L’arrondissement de Beaune regroupe les finages de Santenay à Vougeot; l’arrondissement de Dijon comprend les finages de La Côte situés au Nord de Vougeot, soit de Chambolle-Musigny jusqu’à Marsannay-la-Côte.

→ Classement de Camille Rodier (1920)

Dans son ouvrage important ‘Le Vin de Bourgogne’, Camille Rodier, co-fondateur, avec Georges Faiveley, de la Confrérie des Chevaliers du Tastevin, écrit « Nous tenons à ce qu’il soit établi que nous n’avons pas cherché à faire un classement nouveau, mais que le travail que nous présentons aux lecteurs résultent de deux classements faisant autorité à des titres différents, savoir … » et il nomme les classements de Jules Lavalle (1855) et du Comité d’Agriculture et de Viticulture de l’arrondissement de Beaune de 1860. Il n’en adapte pas moins de temps à autre ces deux classements, d’autant que les valeurs des climats étaient certainement mieux connues quelques décennies après ceux nommés.
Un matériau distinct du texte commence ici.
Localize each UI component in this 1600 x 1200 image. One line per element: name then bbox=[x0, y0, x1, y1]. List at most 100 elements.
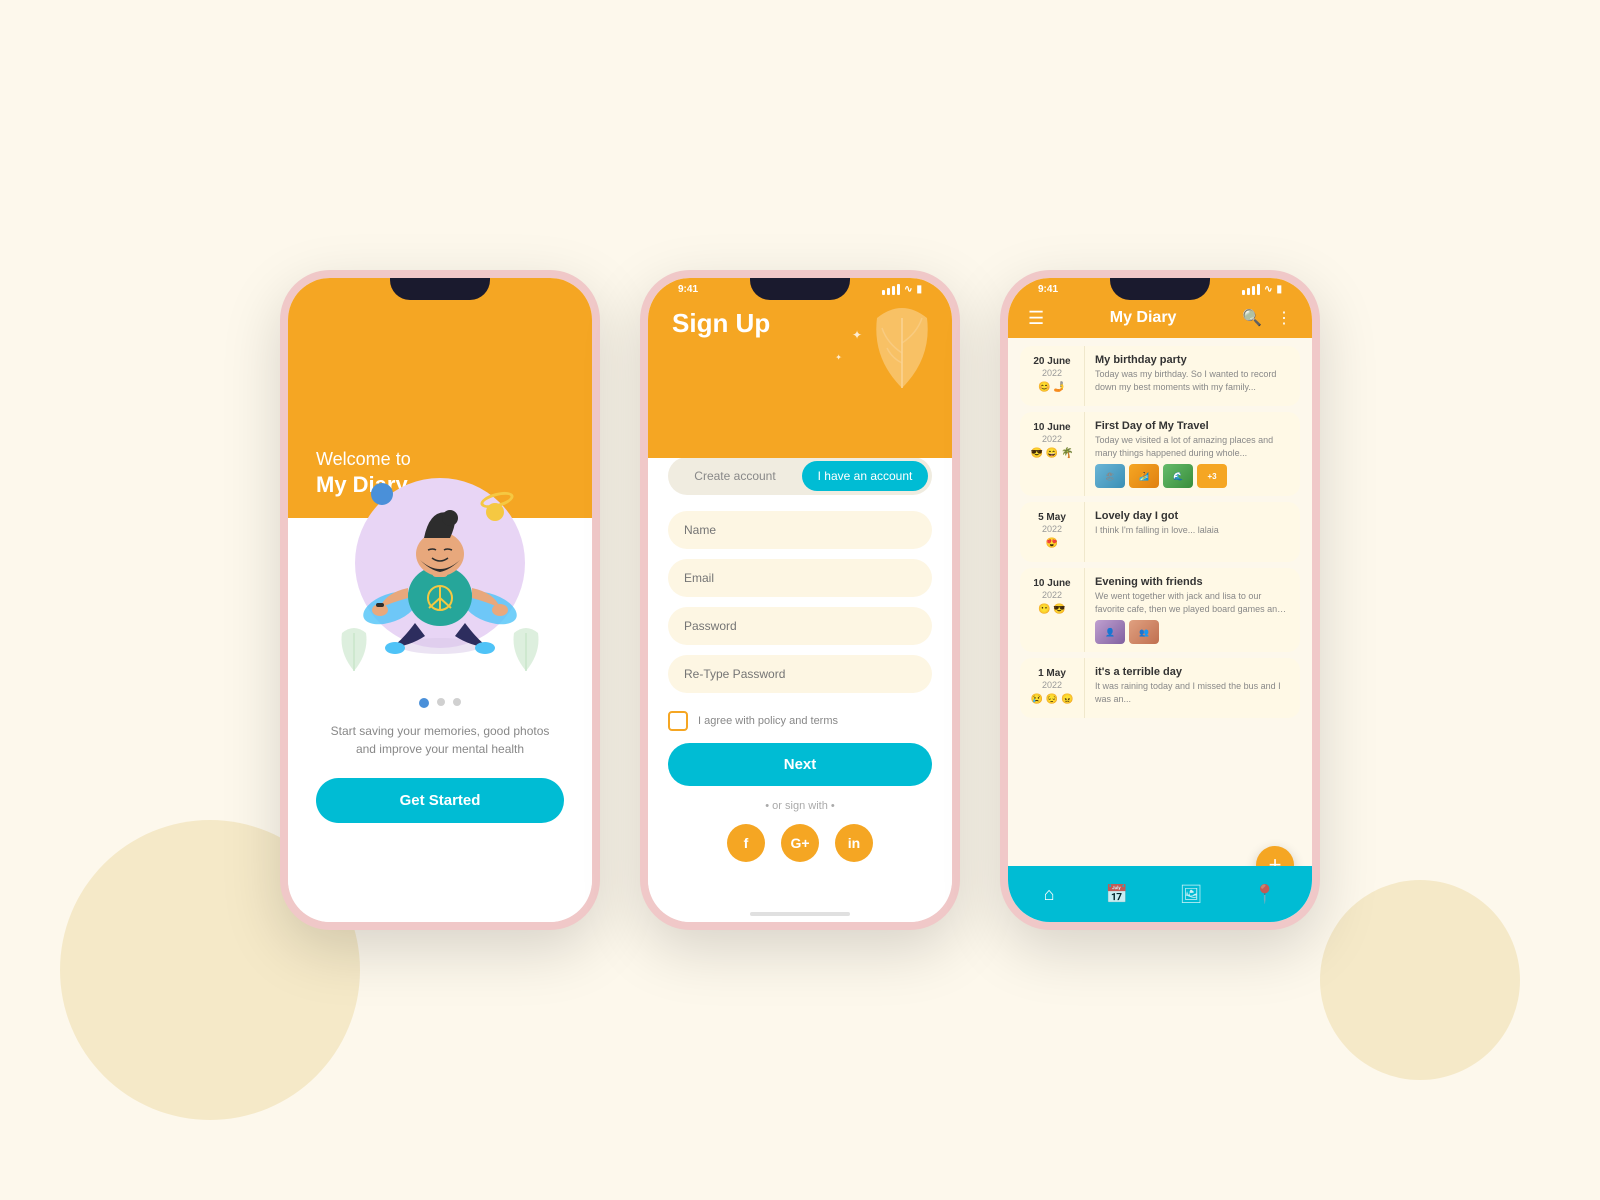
screen-diary: 9:41 ∿ ▮ ☰ My Diary 🔍 bbox=[1008, 278, 1312, 922]
entry-day-month-4: 10 June bbox=[1033, 578, 1070, 590]
friends-image-1: 👤 bbox=[1095, 620, 1125, 644]
signup-header: ✦ ✦ Sign Up bbox=[648, 278, 952, 458]
phone-diary: 9:41 ∿ ▮ ☰ My Diary 🔍 bbox=[1000, 270, 1320, 930]
star-icon-1: ✦ bbox=[852, 328, 862, 342]
leaf-deco-icon bbox=[862, 298, 942, 398]
wifi-icon-3: ∿ bbox=[1264, 284, 1272, 295]
star-icon-2: ✦ bbox=[835, 353, 842, 362]
entry-emojis-1: 😊 🤳 bbox=[1038, 382, 1066, 393]
name-input[interactable] bbox=[668, 511, 932, 549]
entry-title-1: My birthday party bbox=[1095, 354, 1290, 366]
dot-3 bbox=[453, 698, 461, 706]
terms-checkbox[interactable] bbox=[668, 711, 688, 731]
status-time-3: 9:41 bbox=[1038, 284, 1058, 295]
entry-year-4: 2022 bbox=[1042, 590, 1062, 600]
list-item[interactable]: 10 June 2022 😶 😎 Evening with friends We… bbox=[1020, 568, 1300, 652]
entry-title-4: Evening with friends bbox=[1095, 576, 1290, 588]
entry-images-4: 👤 👥 bbox=[1095, 620, 1290, 644]
get-started-button[interactable]: Get Started bbox=[316, 778, 564, 823]
entry-content-3: Lovely day I got I think I'm falling in … bbox=[1085, 502, 1300, 562]
entry-emojis-2: 😎 😄 🌴 bbox=[1031, 448, 1074, 459]
status-time-2: 9:41 bbox=[678, 284, 698, 295]
entry-year-5: 2022 bbox=[1042, 680, 1062, 690]
nav-location-icon[interactable]: 📍 bbox=[1254, 884, 1276, 905]
entry-text-4: We went together with jack and lisa to o… bbox=[1095, 590, 1290, 615]
password-input[interactable] bbox=[668, 607, 932, 645]
signal-icon-3 bbox=[1242, 284, 1260, 295]
retype-password-input[interactable] bbox=[668, 655, 932, 693]
travel-image-1: 🏖 bbox=[1095, 464, 1125, 488]
status-bar-3: 9:41 ∿ ▮ bbox=[1038, 284, 1282, 295]
page-dots bbox=[419, 698, 461, 708]
terms-row: I agree with policy and terms bbox=[668, 711, 932, 731]
signal-icon bbox=[882, 284, 900, 295]
nav-calendar-icon[interactable]: 📅 bbox=[1106, 884, 1128, 905]
diary-list: 20 June 2022 😊 🤳 My birthday party Today… bbox=[1008, 338, 1312, 866]
entry-date-4: 10 June 2022 😶 😎 bbox=[1020, 568, 1085, 652]
dot-2 bbox=[437, 698, 445, 706]
list-item[interactable]: 20 June 2022 😊 🤳 My birthday party Today… bbox=[1020, 346, 1300, 406]
email-input[interactable] bbox=[668, 559, 932, 597]
list-item[interactable]: 10 June 2022 😎 😄 🌴 First Day of My Trave… bbox=[1020, 412, 1300, 496]
status-icons-2: ∿ ▮ bbox=[882, 284, 922, 295]
dot-1 bbox=[419, 698, 429, 708]
google-button[interactable]: G+ bbox=[781, 824, 819, 862]
meditation-figure bbox=[360, 478, 520, 658]
entry-title-3: Lovely day I got bbox=[1095, 510, 1290, 522]
entry-content-4: Evening with friends We went together wi… bbox=[1085, 568, 1300, 652]
travel-image-more: +3 bbox=[1197, 464, 1227, 488]
nav-home-icon[interactable]: ⌂ bbox=[1044, 884, 1055, 905]
linkedin-button[interactable]: in bbox=[835, 824, 873, 862]
illustration bbox=[316, 468, 564, 688]
entry-content-5: it's a terrible day It was raining today… bbox=[1085, 658, 1300, 718]
wifi-icon: ∿ bbox=[904, 284, 912, 295]
entry-day-month-1: 20 June bbox=[1033, 356, 1070, 368]
screen-signup: 9:41 ∿ ▮ bbox=[648, 278, 952, 922]
scroll-indicator bbox=[750, 912, 850, 916]
auth-tabs[interactable]: Create account I have an account bbox=[668, 457, 932, 495]
status-icons-3: ∿ ▮ bbox=[1242, 284, 1282, 295]
entry-date-2: 10 June 2022 😎 😄 🌴 bbox=[1020, 412, 1085, 496]
entry-text-1: Today was my birthday. So I wanted to re… bbox=[1095, 368, 1290, 393]
entry-text-5: It was raining today and I missed the bu… bbox=[1095, 680, 1290, 705]
entry-year-3: 2022 bbox=[1042, 524, 1062, 534]
friends-image-2: 👥 bbox=[1129, 620, 1159, 644]
facebook-button[interactable]: f bbox=[727, 824, 765, 862]
or-sign-text: • or sign with • bbox=[668, 800, 932, 812]
entry-text-3: I think I'm falling in love... lalaia bbox=[1095, 524, 1290, 537]
list-item[interactable]: 5 May 2022 😍 Lovely day I got I think I'… bbox=[1020, 502, 1300, 562]
entry-date-5: 1 May 2022 😢 😔 😠 bbox=[1020, 658, 1085, 718]
entry-year-1: 2022 bbox=[1042, 368, 1062, 378]
hamburger-icon[interactable]: ☰ bbox=[1028, 308, 1044, 329]
entry-day-month-3: 5 May bbox=[1038, 512, 1066, 524]
phones-container: Welcome to My Diary bbox=[280, 270, 1320, 930]
header-icons: 🔍 ⋮ bbox=[1242, 308, 1292, 328]
next-button[interactable]: Next bbox=[668, 743, 932, 786]
nav-gallery-icon[interactable]: 🖼 bbox=[1180, 884, 1203, 905]
search-icon[interactable]: 🔍 bbox=[1242, 308, 1262, 328]
status-bar-2: 9:41 ∿ ▮ bbox=[678, 284, 922, 295]
entry-emojis-3: 😍 bbox=[1046, 538, 1058, 549]
signup-title: Sign Up bbox=[672, 308, 770, 338]
entry-text-2: Today we visited a lot of amazing places… bbox=[1095, 434, 1290, 459]
entry-content-2: First Day of My Travel Today we visited … bbox=[1085, 412, 1300, 496]
entry-title-5: it's a terrible day bbox=[1095, 666, 1290, 678]
list-item[interactable]: 1 May 2022 😢 😔 😠 it's a terrible day It … bbox=[1020, 658, 1300, 718]
travel-image-3: 🌊 bbox=[1163, 464, 1193, 488]
social-buttons: f G+ in bbox=[668, 824, 932, 862]
tab-create-account[interactable]: Create account bbox=[672, 461, 798, 491]
tab-have-account[interactable]: I have an account bbox=[802, 461, 928, 491]
battery-icon: ▮ bbox=[916, 284, 922, 295]
more-icon[interactable]: ⋮ bbox=[1276, 308, 1292, 328]
signup-form: I agree with policy and terms Next • or … bbox=[648, 495, 952, 912]
welcome-body: Start saving your memories, good photos … bbox=[288, 518, 592, 922]
screen-welcome: Welcome to My Diary bbox=[288, 278, 592, 922]
notch-1 bbox=[390, 278, 490, 300]
entry-day-month-2: 10 June bbox=[1033, 422, 1070, 434]
terms-label: I agree with policy and terms bbox=[698, 715, 838, 727]
entry-title-2: First Day of My Travel bbox=[1095, 420, 1290, 432]
entry-date-3: 5 May 2022 😍 bbox=[1020, 502, 1085, 562]
entry-emojis-5: 😢 😔 😠 bbox=[1031, 694, 1074, 705]
app-title: My Diary bbox=[1110, 309, 1177, 327]
entry-images-2: 🏖 🏄 🌊 +3 bbox=[1095, 464, 1290, 488]
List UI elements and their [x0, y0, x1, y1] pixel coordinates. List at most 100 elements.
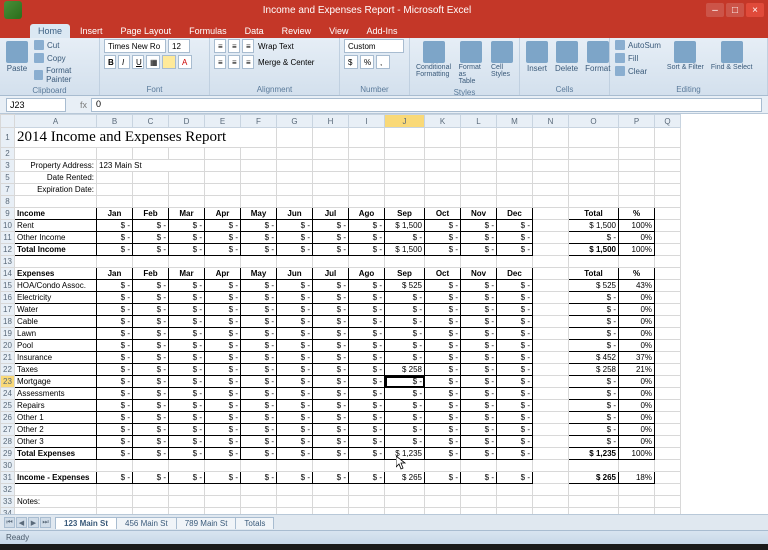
data-cell[interactable]: $ - [313, 412, 349, 424]
data-cell[interactable]: $ - [133, 436, 169, 448]
data-cell[interactable]: $ - [97, 364, 133, 376]
autosum-button[interactable]: AutoSum [614, 39, 662, 51]
data-cell[interactable]: $ - [425, 292, 461, 304]
sheet-tab[interactable]: Totals [235, 517, 274, 529]
data-cell[interactable]: $ - [349, 340, 385, 352]
data-cell[interactable]: $ - [461, 352, 497, 364]
row-header[interactable]: 9 [1, 208, 15, 220]
data-cell[interactable]: $ - [205, 220, 241, 232]
data-cell[interactable]: $ - [425, 280, 461, 292]
sheet-nav-last-button[interactable]: ⏭ [40, 517, 51, 528]
underline-button[interactable]: U [132, 55, 144, 69]
row-header[interactable]: 15 [1, 280, 15, 292]
column-header[interactable]: J [385, 115, 425, 128]
data-cell[interactable]: $ - [461, 340, 497, 352]
italic-button[interactable]: I [118, 55, 130, 69]
data-cell[interactable]: $ - [205, 244, 241, 256]
data-cell[interactable]: $ - [133, 388, 169, 400]
data-cell[interactable]: $ - [169, 328, 205, 340]
data-cell[interactable]: $ - [461, 472, 497, 484]
clear-button[interactable]: Clear [614, 65, 662, 77]
data-cell[interactable]: $ - [461, 424, 497, 436]
row-header[interactable]: 21 [1, 352, 15, 364]
data-cell[interactable]: $ - [349, 412, 385, 424]
column-header[interactable]: Q [655, 115, 681, 128]
data-cell[interactable]: $ - [133, 412, 169, 424]
row-header[interactable]: 3 [1, 160, 15, 172]
data-cell[interactable]: $ - [349, 424, 385, 436]
data-cell[interactable]: $ - [241, 436, 277, 448]
data-cell[interactable]: $ - [425, 472, 461, 484]
data-cell[interactable]: $ - [169, 280, 205, 292]
column-header[interactable]: D [169, 115, 205, 128]
data-cell[interactable]: $ - [313, 424, 349, 436]
data-cell[interactable]: $ - [133, 448, 169, 460]
column-header[interactable]: M [497, 115, 533, 128]
data-cell[interactable]: $ - [241, 316, 277, 328]
row-header[interactable]: 33 [1, 496, 15, 508]
data-cell[interactable]: $ - [241, 472, 277, 484]
data-cell[interactable]: $ - [97, 472, 133, 484]
row-header[interactable]: 10 [1, 220, 15, 232]
copy-button[interactable]: Copy [33, 52, 95, 64]
data-cell[interactable]: $ - [277, 376, 313, 388]
data-cell[interactable]: $ - [385, 316, 425, 328]
align-bot-button[interactable]: ≡ [242, 39, 254, 53]
row-header[interactable]: 5 [1, 172, 15, 184]
data-cell[interactable]: $ - [97, 436, 133, 448]
data-cell[interactable]: $ - [133, 472, 169, 484]
data-cell[interactable]: $ - [349, 448, 385, 460]
data-cell[interactable]: $ - [349, 304, 385, 316]
sheet-tab[interactable]: 789 Main St [176, 517, 237, 529]
paste-button[interactable]: Paste [4, 39, 30, 75]
data-cell[interactable]: $ - [349, 280, 385, 292]
data-cell[interactable]: $ - [133, 328, 169, 340]
data-cell[interactable]: $ - [313, 244, 349, 256]
data-cell[interactable]: $ - [97, 340, 133, 352]
data-cell[interactable]: $ - [425, 388, 461, 400]
row-header[interactable]: 25 [1, 400, 15, 412]
data-cell[interactable]: $ - [497, 352, 533, 364]
data-cell[interactable]: $ - [205, 232, 241, 244]
data-cell[interactable]: $ - [133, 244, 169, 256]
data-cell[interactable]: $ - [241, 340, 277, 352]
data-cell[interactable]: $ - [313, 280, 349, 292]
row-header[interactable]: 22 [1, 364, 15, 376]
data-cell[interactable]: $ - [349, 328, 385, 340]
data-cell[interactable]: $ - [313, 364, 349, 376]
data-cell[interactable]: $ - [349, 436, 385, 448]
maximize-button[interactable]: □ [726, 3, 744, 17]
data-cell[interactable]: $ - [277, 316, 313, 328]
data-cell[interactable]: $ - [497, 220, 533, 232]
row-header[interactable]: 27 [1, 424, 15, 436]
data-cell[interactable]: $ - [349, 364, 385, 376]
data-cell[interactable]: $ - [205, 364, 241, 376]
row-header[interactable]: 28 [1, 436, 15, 448]
data-cell[interactable]: $ - [277, 304, 313, 316]
formula-input[interactable]: 0 [91, 98, 762, 112]
data-cell[interactable]: $ - [385, 376, 425, 388]
data-cell[interactable]: $ - [349, 400, 385, 412]
data-cell[interactable]: $ - [313, 400, 349, 412]
data-cell[interactable]: $ - [97, 316, 133, 328]
data-cell[interactable]: $ - [385, 304, 425, 316]
column-header[interactable]: E [205, 115, 241, 128]
data-cell[interactable]: $ - [97, 328, 133, 340]
data-cell[interactable]: $ - [97, 424, 133, 436]
data-cell[interactable]: $ - [385, 340, 425, 352]
data-cell[interactable]: $ - [461, 400, 497, 412]
data-cell[interactable]: $ - [385, 292, 425, 304]
data-cell[interactable]: $ - [277, 352, 313, 364]
data-cell[interactable]: $ - [349, 316, 385, 328]
fx-icon[interactable]: fx [80, 100, 87, 110]
row-header[interactable]: 8 [1, 196, 15, 208]
data-cell[interactable]: $ - [205, 292, 241, 304]
close-button[interactable]: × [746, 3, 764, 17]
data-cell[interactable]: $ - [425, 232, 461, 244]
row-header[interactable]: 31 [1, 472, 15, 484]
data-cell[interactable]: $ - [133, 400, 169, 412]
data-cell[interactable]: $ - [461, 376, 497, 388]
data-cell[interactable]: $ - [205, 340, 241, 352]
data-cell[interactable]: $ - [277, 412, 313, 424]
data-cell[interactable]: $ - [461, 292, 497, 304]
Après les classements historiques de Jules Lavalle et du Comité d’Agriculture et de Viticulture de l’arrondissement de Beaune de 18650, le classement de Camille Rodier doit également être considéré tel une référence majeure.
Au sein des Premières Cuvées de son classement, Camille Rodier utilise des majuscules pour faire valoir, sobrement, les climats qu’il considère exceptionnels, ses ‘Têtes de Cuvées’ en quelque sorte; entre autres sur Beaune, les climats Les Bressandes, le Clos de la Mousse, Au Cras, Les Fèves, Les Grèves et Les Marconnets.